TPWD offers several additional resources to provide fun, high quality fishing opportunities to anglers of all skill levels and ages, including:
- Fishing 101 - Learn the basics of fishing with tips and a variety of videos. Resources for how to get started, safety, supplies and gear, casting and baiting and cleaning and storing fish can be found on the TPWD Learn to Fish webpage.
- Find a Place to Fish close to Home – Lakes and rivers across the state provide Texans with many opportunities to fish throughout the state. Check out the May issue of Fish Texas to learn more about how you can find the perfect spot nearby. Included in this issue is the Lake Finder where anglers can search by region or alphabetically if you have a specific lake already in mind. Access to information and fishing tips on more than 150 lakes are available. Also, check out community fishing lakes which can be great options as well.
- Kayak/Canoe Fishing – Heading out on a lake or river to fish on a canoe or kayak can be a great way to fish and remain at a safe physical distance. TPWD maintains multiple paddling trails and River Access and Conservation Area sites that give the public access to some outstanding fishing spots. There are also numerous lakes that can be found using the Lake Finder mentioned above.
- Help the Conservation Effort with your License Purchase – Did you know that 100% of your fishing license fees go to TPWD for on-the-ground conservation efforts such as fish stocking, that help make Texas one of the best places in the country to fish? For more information on licensing, visit the TPWD licenses page.
There are multiple benefits for those who choose to venture out on the water. The Recreational Boating and Fishing Foundation recently launched their “Get on Board Campaign” which highlight’s the mental health benefits of being on the water. Dr. Sue Varma is a nationally recognized psychiatrist partnering with Take Me Fishing.
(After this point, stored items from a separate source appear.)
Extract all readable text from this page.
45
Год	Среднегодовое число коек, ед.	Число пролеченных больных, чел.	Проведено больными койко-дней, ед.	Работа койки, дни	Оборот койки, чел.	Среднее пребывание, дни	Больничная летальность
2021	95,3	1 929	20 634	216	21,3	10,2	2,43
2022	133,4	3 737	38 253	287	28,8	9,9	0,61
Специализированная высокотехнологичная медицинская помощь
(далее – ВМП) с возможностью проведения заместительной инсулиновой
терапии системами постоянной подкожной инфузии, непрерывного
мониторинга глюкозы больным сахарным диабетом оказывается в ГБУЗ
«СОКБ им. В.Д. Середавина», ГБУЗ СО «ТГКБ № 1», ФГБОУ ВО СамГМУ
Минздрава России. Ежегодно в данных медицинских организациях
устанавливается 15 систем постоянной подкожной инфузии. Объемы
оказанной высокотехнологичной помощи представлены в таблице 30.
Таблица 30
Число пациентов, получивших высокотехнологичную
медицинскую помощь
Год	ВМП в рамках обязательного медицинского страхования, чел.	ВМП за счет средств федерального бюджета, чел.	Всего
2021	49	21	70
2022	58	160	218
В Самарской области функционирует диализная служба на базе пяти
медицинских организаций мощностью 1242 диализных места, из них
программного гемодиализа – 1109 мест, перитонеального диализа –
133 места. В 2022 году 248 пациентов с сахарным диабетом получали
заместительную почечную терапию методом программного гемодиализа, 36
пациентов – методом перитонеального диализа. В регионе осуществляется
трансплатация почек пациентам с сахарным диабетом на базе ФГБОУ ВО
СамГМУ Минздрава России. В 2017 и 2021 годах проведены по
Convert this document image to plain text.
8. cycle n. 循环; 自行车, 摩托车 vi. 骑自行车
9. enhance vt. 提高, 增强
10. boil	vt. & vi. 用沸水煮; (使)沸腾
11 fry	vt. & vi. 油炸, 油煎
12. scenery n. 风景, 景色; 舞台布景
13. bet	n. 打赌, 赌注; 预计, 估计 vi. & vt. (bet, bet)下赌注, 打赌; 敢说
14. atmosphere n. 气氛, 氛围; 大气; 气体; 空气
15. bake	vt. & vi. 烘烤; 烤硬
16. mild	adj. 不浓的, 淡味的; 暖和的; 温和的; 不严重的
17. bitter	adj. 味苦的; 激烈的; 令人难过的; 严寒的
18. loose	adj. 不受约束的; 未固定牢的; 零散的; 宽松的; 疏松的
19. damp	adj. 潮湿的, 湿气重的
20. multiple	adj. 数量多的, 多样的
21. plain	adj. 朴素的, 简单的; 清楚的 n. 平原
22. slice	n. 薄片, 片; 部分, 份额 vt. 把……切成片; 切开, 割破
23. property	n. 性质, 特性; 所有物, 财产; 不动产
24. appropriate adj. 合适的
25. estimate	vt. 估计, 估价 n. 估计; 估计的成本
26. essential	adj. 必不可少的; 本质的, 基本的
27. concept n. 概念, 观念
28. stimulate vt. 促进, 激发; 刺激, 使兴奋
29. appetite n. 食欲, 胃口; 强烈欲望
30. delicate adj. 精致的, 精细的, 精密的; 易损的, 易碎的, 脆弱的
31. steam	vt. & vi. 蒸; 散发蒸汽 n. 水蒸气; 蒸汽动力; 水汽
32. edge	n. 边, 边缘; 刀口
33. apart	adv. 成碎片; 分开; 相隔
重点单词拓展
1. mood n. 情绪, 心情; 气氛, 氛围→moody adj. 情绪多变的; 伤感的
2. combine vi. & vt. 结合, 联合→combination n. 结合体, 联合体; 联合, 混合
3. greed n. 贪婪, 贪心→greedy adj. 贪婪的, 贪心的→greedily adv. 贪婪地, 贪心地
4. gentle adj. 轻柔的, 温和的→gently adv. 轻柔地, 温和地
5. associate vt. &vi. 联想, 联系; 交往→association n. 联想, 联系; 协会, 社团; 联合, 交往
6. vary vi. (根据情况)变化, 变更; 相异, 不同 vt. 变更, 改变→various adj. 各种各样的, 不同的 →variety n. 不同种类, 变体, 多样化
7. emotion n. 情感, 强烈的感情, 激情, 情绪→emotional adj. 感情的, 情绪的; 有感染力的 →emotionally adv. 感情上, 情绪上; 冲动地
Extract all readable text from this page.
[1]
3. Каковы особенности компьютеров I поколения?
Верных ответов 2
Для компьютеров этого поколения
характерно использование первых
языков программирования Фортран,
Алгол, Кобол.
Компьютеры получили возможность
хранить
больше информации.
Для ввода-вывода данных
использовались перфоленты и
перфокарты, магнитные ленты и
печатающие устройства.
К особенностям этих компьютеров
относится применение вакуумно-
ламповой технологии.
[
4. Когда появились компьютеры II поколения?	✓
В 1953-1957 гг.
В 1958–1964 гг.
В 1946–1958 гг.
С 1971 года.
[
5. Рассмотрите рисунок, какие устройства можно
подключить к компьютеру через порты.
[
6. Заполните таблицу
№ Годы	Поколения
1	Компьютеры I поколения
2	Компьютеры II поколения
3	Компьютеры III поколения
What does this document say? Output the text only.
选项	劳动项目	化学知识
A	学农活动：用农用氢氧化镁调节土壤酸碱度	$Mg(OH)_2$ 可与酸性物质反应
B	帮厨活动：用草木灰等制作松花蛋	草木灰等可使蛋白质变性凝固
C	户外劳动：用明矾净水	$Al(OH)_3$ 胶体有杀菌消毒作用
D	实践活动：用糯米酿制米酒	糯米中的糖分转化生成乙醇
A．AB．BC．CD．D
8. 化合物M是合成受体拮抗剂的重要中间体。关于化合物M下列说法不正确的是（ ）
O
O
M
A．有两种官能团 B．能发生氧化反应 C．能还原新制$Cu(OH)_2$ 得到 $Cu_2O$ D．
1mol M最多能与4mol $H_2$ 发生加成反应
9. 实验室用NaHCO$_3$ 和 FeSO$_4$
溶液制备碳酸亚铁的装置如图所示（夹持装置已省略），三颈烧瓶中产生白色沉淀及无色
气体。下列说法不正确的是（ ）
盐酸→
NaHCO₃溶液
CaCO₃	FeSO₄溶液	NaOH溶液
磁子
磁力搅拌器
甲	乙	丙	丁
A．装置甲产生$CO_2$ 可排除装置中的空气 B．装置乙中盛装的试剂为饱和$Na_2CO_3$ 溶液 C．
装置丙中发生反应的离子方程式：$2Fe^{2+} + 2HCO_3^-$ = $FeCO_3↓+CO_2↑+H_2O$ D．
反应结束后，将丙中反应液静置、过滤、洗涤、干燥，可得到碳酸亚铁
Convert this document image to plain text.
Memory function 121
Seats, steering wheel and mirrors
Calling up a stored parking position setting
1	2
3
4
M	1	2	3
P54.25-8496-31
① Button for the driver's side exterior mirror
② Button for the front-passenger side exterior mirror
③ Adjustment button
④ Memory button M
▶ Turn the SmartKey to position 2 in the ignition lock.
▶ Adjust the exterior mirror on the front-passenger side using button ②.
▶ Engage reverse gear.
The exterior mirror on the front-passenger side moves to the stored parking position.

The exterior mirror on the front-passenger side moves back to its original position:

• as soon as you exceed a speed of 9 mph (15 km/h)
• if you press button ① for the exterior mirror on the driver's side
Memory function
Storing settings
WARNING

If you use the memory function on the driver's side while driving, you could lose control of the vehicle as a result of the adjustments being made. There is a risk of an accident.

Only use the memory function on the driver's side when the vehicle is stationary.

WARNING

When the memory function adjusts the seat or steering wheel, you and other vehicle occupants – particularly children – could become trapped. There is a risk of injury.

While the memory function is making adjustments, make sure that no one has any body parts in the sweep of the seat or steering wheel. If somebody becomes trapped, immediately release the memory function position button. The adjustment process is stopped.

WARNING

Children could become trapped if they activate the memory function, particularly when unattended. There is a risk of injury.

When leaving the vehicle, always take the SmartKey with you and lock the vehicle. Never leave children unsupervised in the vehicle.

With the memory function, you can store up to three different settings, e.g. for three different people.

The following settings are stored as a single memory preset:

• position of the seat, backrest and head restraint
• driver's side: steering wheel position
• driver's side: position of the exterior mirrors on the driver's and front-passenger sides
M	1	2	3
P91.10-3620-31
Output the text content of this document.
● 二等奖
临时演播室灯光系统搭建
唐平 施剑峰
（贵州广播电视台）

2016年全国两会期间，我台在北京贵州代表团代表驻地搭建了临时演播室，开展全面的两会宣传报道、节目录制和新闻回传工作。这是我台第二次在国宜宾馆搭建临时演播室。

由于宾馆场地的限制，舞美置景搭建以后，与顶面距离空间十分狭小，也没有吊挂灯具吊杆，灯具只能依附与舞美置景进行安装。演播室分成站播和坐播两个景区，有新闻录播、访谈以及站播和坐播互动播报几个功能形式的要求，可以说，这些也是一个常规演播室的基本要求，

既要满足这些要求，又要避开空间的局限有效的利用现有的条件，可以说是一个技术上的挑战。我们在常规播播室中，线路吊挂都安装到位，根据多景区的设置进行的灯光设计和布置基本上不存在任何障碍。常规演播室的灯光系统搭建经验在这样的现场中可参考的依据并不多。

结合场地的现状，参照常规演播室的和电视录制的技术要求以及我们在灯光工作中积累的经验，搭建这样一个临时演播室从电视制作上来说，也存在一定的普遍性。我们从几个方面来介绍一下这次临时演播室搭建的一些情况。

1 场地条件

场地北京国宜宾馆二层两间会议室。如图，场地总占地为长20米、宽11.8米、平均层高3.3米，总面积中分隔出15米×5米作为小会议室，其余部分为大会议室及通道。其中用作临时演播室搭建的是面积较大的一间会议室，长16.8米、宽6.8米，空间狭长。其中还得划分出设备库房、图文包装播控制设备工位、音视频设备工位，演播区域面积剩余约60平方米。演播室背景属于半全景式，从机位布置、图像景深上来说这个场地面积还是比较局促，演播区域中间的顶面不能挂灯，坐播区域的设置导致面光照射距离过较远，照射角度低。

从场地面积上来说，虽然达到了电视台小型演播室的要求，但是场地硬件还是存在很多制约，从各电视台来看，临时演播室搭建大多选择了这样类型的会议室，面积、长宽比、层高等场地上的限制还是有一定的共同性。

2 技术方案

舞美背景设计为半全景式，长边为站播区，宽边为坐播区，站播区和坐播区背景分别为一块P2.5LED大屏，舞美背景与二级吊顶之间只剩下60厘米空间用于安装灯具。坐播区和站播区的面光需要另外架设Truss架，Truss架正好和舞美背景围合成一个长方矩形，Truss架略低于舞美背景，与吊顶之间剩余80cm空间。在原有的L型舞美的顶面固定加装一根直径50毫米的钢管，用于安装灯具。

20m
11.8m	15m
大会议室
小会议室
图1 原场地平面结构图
“The outdoors is a welcome remedy to stress and anxiety,” said Varma. “Being in nature supports each of the four ‘M’s of mental health: mindfulness, mastery, meaningful engagement and movement.”
Fishing in particular encourages mindfulness by helping you get away from distractions, Varma added.
“It supports mastery by teaching you a new skill, it provides meaningful engagement through quality time with others you may be quarantining with, and it promotes physical movement by getting you outside without requiring a strenuous workout,” said Varma. “Looking at fishing from a psychiatrist’s perspective, it’s a smart way to follow social distancing guidelines while prioritizing your health and wellness.”
Before heading out to the water, the public is encouraged to check with the managing authority of the waterbody they intend to visit for any local ordinances in place. Also, boaters and anglers should continue to maintain a safe physical distance while on the water in accordance with recommended public health guidelines. In addition to physical distancing, remember to wash your hands thoroughly and stay home if you aren’t feeling well.